Aside from using scratch recipes and individually hand toping our bagels, what sets us apart from the rest is that we kettle boil all of our bagels before they go into the oven. While it may sound strange to drop a ring of dough into a kettle of boiling water, this gives the crisp, outer shell that is essential to a bagel. This traditional method also helps seal the moisture in the dough, giving the inside of the bagel a chewy, dense pull-a-part texture.
Kettle Boiling vs Steam Ovens
We take pride in honest and genuine techniques. Taking shortcuts is not in the equation for us. In recent years, a variant of bagel making has emerged, producing what is sometimes called the steam-bagel. To make a steam-bagel, the process of boiling is skipped all together, and the bagels are instead baked in an oven equipped with a steam injection system.
In commercial bagel production, this shortcut requires less labor, since bagels need only be directly handled once, at the shaping stage. Thereafter, the bagels need never be removed from their pans as they are refrigerated and then steam-baked.

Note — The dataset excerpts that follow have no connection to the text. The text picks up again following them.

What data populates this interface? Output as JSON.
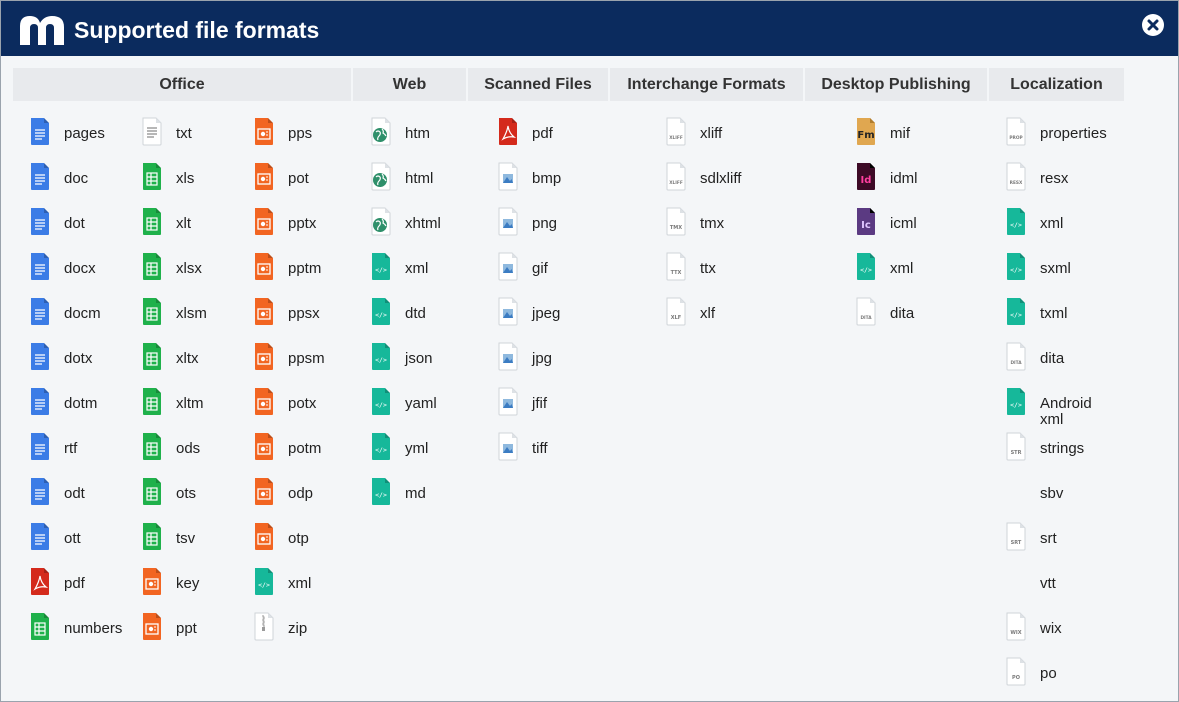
{
  "dialog": {
    "title": "Supported file formats",
    "close_icon": "close-circle-icon",
    "logo_icon": "app-logo-icon"
  },
  "colors": {
    "titlebar": "#0b2b5e",
    "doc": "#3b7ce6",
    "sheet": "#1fb14b",
    "slide": "#f26522",
    "code": "#16b89a",
    "pdf": "#d42a1c",
    "fm": "#e0a750",
    "id": "#3d0a26",
    "ic": "#5b3a82"
  },
  "columns": [
    {
      "id": "office",
      "heading": "Office",
      "items": [
        {
          "label": "pages",
          "icon": "doc"
        },
        {
          "label": "doc",
          "icon": "doc"
        },
        {
          "label": "dot",
          "icon": "doc"
        },
        {
          "label": "docx",
          "icon": "doc"
        },
        {
          "label": "docm",
          "icon": "doc"
        },
        {
          "label": "dotx",
          "icon": "doc"
        },
        {
          "label": "dotm",
          "icon": "doc"
        },
        {
          "label": "rtf",
          "icon": "doc"
        },
        {
          "label": "odt",
          "icon": "doc"
        },
        {
          "label": "ott",
          "icon": "doc"
        },
        {
          "label": "pdf",
          "icon": "pdf"
        },
        {
          "label": "numbers",
          "icon": "sheet"
        },
        {
          "label": "txt",
          "icon": "txt"
        },
        {
          "label": "xls",
          "icon": "sheet"
        },
        {
          "label": "xlt",
          "icon": "sheet"
        },
        {
          "label": "xlsx",
          "icon": "sheet"
        },
        {
          "label": "xlsm",
          "icon": "sheet"
        },
        {
          "label": "xltx",
          "icon": "sheet"
        },
        {
          "label": "xltm",
          "icon": "sheet"
        },
        {
          "label": "ods",
          "icon": "sheet"
        },
        {
          "label": "ots",
          "icon": "sheet"
        },
        {
          "label": "tsv",
          "icon": "sheet"
        },
        {
          "label": "key",
          "icon": "slide"
        },
        {
          "label": "ppt",
          "icon": "slide"
        },
        {
          "label": "pps",
          "icon": "slide"
        },
        {
          "label": "pot",
          "icon": "slide"
        },
        {
          "label": "pptx",
          "icon": "slide"
        },
        {
          "label": "pptm",
          "icon": "slide"
        },
        {
          "label": "ppsx",
          "icon": "slide"
        },
        {
          "label": "ppsm",
          "icon": "slide"
        },
        {
          "label": "potx",
          "icon": "slide"
        },
        {
          "label": "potm",
          "icon": "slide"
        },
        {
          "label": "odp",
          "icon": "slide"
        },
        {
          "label": "otp",
          "icon": "slide"
        },
        {
          "label": "xml",
          "icon": "code"
        },
        {
          "label": "zip",
          "icon": "zip"
        }
      ]
    },
    {
      "id": "web",
      "heading": "Web",
      "items": [
        {
          "label": "htm",
          "icon": "web"
        },
        {
          "label": "html",
          "icon": "web"
        },
        {
          "label": "xhtml",
          "icon": "web"
        },
        {
          "label": "xml",
          "icon": "code"
        },
        {
          "label": "dtd",
          "icon": "code"
        },
        {
          "label": "json",
          "icon": "code"
        },
        {
          "label": "yaml",
          "icon": "code"
        },
        {
          "label": "yml",
          "icon": "code"
        },
        {
          "label": "md",
          "icon": "code"
        }
      ]
    },
    {
      "id": "scanned",
      "heading": "Scanned Files",
      "items": [
        {
          "label": "pdf",
          "icon": "pdf"
        },
        {
          "label": "bmp",
          "icon": "image"
        },
        {
          "label": "png",
          "icon": "image"
        },
        {
          "label": "gif",
          "icon": "image"
        },
        {
          "label": "jpeg",
          "icon": "image"
        },
        {
          "label": "jpg",
          "icon": "image"
        },
        {
          "label": "jfif",
          "icon": "image"
        },
        {
          "label": "tiff",
          "icon": "image"
        }
      ]
    },
    {
      "id": "interchange",
      "heading": "Interchange Formats",
      "items": [
        {
          "label": "xliff",
          "icon": "generic",
          "tag": "XLIFF"
        },
        {
          "label": "sdlxliff",
          "icon": "generic",
          "tag": "XLIFF"
        },
        {
          "label": "tmx",
          "icon": "generic",
          "tag": "TMX"
        },
        {
          "label": "ttx",
          "icon": "generic",
          "tag": "TTX"
        },
        {
          "label": "xlf",
          "icon": "generic",
          "tag": "XLF"
        }
      ]
    },
    {
      "id": "dtp",
      "heading": "Desktop Publishing",
      "items": [
        {
          "label": "mif",
          "icon": "fm",
          "tag": "Fm"
        },
        {
          "label": "idml",
          "icon": "id",
          "tag": "Id"
        },
        {
          "label": "icml",
          "icon": "ic",
          "tag": "Ic"
        },
        {
          "label": "xml",
          "icon": "code"
        },
        {
          "label": "dita",
          "icon": "generic",
          "tag": "DITA"
        }
      ]
    },
    {
      "id": "localization",
      "heading": "Localization",
      "items": [
        {
          "label": "properties",
          "icon": "generic",
          "tag": "PROP"
        },
        {
          "label": "resx",
          "icon": "generic",
          "tag": "RESX"
        },
        {
          "label": "xml",
          "icon": "code"
        },
        {
          "label": "sxml",
          "icon": "code"
        },
        {
          "label": "txml",
          "icon": "code"
        },
        {
          "label": "dita",
          "icon": "generic",
          "tag": "DITA"
        },
        {
          "label": "Android xml",
          "icon": "code"
        },
        {
          "label": "strings",
          "icon": "generic",
          "tag": "STR"
        },
        {
          "label": "sbv",
          "icon": "none"
        },
        {
          "label": "srt",
          "icon": "generic",
          "tag": "SRT"
        },
        {
          "label": "vtt",
          "icon": "none"
        },
        {
          "label": "wix",
          "icon": "generic",
          "tag": "WIX"
        },
        {
          "label": "po",
          "icon": "generic",
          "tag": "PO"
        }
      ]
    }
  ]
}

Warning: The steam-bagel is not considered to be a genuine bagel by purists, as it results in a fluffier, less chewy product more akin to a finger roll that happens to be shaped like a bagel. So if you ask us, kettle boiling is what makes a bagel a bagel – anything else is just a disk of bread!
The History of the Bagel
The year was 1958. The bagel had largely been a speciality food item, until Daniel Thompson invented the ‘Thompson Bagel Machine’ and the bagel industry was forever changed. According to legend, Murray Lender of Lender’s Bagels leased the first Thompson bagel machine, and soon thereafter, more bagel bakeries across America followed suit. And today, the Thompson bagel machine is the gold standard for bagels.